Of course there may also be something else causing CCD...

Doug
 
It would take alot more testing as Doug said, to determine if this was the case as there are many possible combinations.

Good luck with the bees!

Thank you. As I read and talk to people more I'm surprised at how much is known about bees bees and how little is known. I suspect as this becomes more economically necessitated more research will go into this and solutions will be found.

I'm guessing after years and years of managing bees for maximum honey production has breed bees with weakness that come out under stress.

Why would bees move or die if they are: safe, warm, dry and well fed. Their unhappy of course!

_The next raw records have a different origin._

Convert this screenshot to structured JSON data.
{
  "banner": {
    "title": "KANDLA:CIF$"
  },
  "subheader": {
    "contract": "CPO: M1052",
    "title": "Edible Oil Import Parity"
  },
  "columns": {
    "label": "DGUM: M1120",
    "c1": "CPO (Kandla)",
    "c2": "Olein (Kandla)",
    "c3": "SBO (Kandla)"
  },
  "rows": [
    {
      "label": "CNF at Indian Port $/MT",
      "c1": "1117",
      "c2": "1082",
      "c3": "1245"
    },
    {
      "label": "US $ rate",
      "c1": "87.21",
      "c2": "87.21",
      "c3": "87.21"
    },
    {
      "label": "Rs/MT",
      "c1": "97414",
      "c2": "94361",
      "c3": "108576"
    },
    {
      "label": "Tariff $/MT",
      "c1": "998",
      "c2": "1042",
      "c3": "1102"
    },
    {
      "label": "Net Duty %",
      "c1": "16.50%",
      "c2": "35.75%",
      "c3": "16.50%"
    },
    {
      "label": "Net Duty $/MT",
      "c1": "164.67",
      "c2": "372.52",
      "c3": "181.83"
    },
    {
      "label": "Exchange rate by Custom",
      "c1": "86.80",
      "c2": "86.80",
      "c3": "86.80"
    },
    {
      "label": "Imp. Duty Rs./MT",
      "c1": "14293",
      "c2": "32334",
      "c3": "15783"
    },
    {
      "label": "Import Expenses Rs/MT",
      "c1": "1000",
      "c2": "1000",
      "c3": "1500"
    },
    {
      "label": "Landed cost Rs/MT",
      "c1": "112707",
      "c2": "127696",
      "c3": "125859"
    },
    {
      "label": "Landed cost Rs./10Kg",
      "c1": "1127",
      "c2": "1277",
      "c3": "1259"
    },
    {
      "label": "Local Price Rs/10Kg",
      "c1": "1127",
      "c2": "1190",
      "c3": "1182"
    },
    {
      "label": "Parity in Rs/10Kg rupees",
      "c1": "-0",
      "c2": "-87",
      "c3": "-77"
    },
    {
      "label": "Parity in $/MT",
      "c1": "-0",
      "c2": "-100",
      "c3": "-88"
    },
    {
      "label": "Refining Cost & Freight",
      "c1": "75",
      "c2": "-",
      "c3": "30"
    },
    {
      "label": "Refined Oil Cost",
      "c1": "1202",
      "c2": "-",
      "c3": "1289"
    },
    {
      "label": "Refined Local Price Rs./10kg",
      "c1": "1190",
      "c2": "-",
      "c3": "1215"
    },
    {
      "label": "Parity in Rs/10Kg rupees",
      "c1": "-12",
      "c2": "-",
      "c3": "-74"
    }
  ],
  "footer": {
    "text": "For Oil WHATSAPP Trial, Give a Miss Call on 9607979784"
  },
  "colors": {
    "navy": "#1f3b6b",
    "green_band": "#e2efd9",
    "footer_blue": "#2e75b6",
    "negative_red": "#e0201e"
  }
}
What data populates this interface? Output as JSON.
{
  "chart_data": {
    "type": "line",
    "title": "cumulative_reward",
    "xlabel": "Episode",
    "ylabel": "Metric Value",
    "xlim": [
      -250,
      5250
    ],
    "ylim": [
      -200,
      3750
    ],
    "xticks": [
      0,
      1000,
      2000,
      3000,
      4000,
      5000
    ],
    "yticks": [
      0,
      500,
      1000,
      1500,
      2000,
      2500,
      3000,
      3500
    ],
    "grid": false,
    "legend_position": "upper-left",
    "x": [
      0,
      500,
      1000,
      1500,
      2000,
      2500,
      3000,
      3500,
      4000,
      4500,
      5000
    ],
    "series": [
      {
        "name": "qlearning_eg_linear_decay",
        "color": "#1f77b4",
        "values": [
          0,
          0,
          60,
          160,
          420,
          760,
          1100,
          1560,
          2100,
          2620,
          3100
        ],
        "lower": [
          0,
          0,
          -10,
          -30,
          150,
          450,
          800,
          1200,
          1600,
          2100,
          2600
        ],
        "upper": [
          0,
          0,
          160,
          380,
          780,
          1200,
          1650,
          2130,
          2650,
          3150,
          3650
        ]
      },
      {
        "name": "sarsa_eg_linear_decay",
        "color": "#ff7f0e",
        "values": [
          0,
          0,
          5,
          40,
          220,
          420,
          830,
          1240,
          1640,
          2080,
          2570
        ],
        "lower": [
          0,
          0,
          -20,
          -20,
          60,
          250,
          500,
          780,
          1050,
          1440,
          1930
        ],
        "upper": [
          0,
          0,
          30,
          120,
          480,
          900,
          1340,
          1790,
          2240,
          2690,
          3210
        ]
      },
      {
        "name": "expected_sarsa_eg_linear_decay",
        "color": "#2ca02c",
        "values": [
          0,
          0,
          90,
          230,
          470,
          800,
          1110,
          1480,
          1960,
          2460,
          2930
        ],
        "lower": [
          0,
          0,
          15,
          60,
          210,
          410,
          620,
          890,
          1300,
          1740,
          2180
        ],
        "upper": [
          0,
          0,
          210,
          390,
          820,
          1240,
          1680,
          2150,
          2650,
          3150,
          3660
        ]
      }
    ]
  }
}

Since pheromones are what regulate hive behavor then if the queen isn't happy, (and we all know, "If she's happy your happy") because all she does is lay eggs all day and never gets a day off, then she goes on strike (get those drones off my back) or farts and everyone leaves for a better smelling home where she doesn't have to work so hard and goes back to smelling good or at least attractive.

My bees are a hobby and I don't need to max out production so I'll see what happens. So far they look good, eggs are getting laid, good foraging activity, nice pollen clusters coming into the hive.
 
@ rickie, Wouldn't re-queening every year reduce your hive larva for a few weeks while the new queen makes her mating flights and starts to lay eggs? You could let the hive get large and split ti, before the hive swarms, into two hives and but a new queen into one or both of them. Just a thought.

If you are not interested into multi-hives I am sure a local beekeeper would take the extra one or better yet some 4H clubs do apiary.
 
@ rickie, Wouldn't re-queening every year reduce your hive larva for a few weeks while the new queen makes her mating flights and starts to lay eggs? You could let the hive get large and split ti, before the hive swarms, into two hives and but a new queen into one or both of them. Just a thought.

If you are not interested into multi-hives I am sure a local beekeeper would take the extra one or better yet some 4H clubs do apiary.

I think frequent re-queening is part of the problem. They make queens like McDonalds make hamburgers and they come from all over North America+.

I'm thinking of splitting next spring and ultimatly haveing three hives from splits and then re-queening one hive every year with a known and established local/native queen to breed my bees unique to my local conditions. Any splits above three I'll sell locally. I don't have to max out honey production at the cost of weakening the hives. I want strong and healthy bees.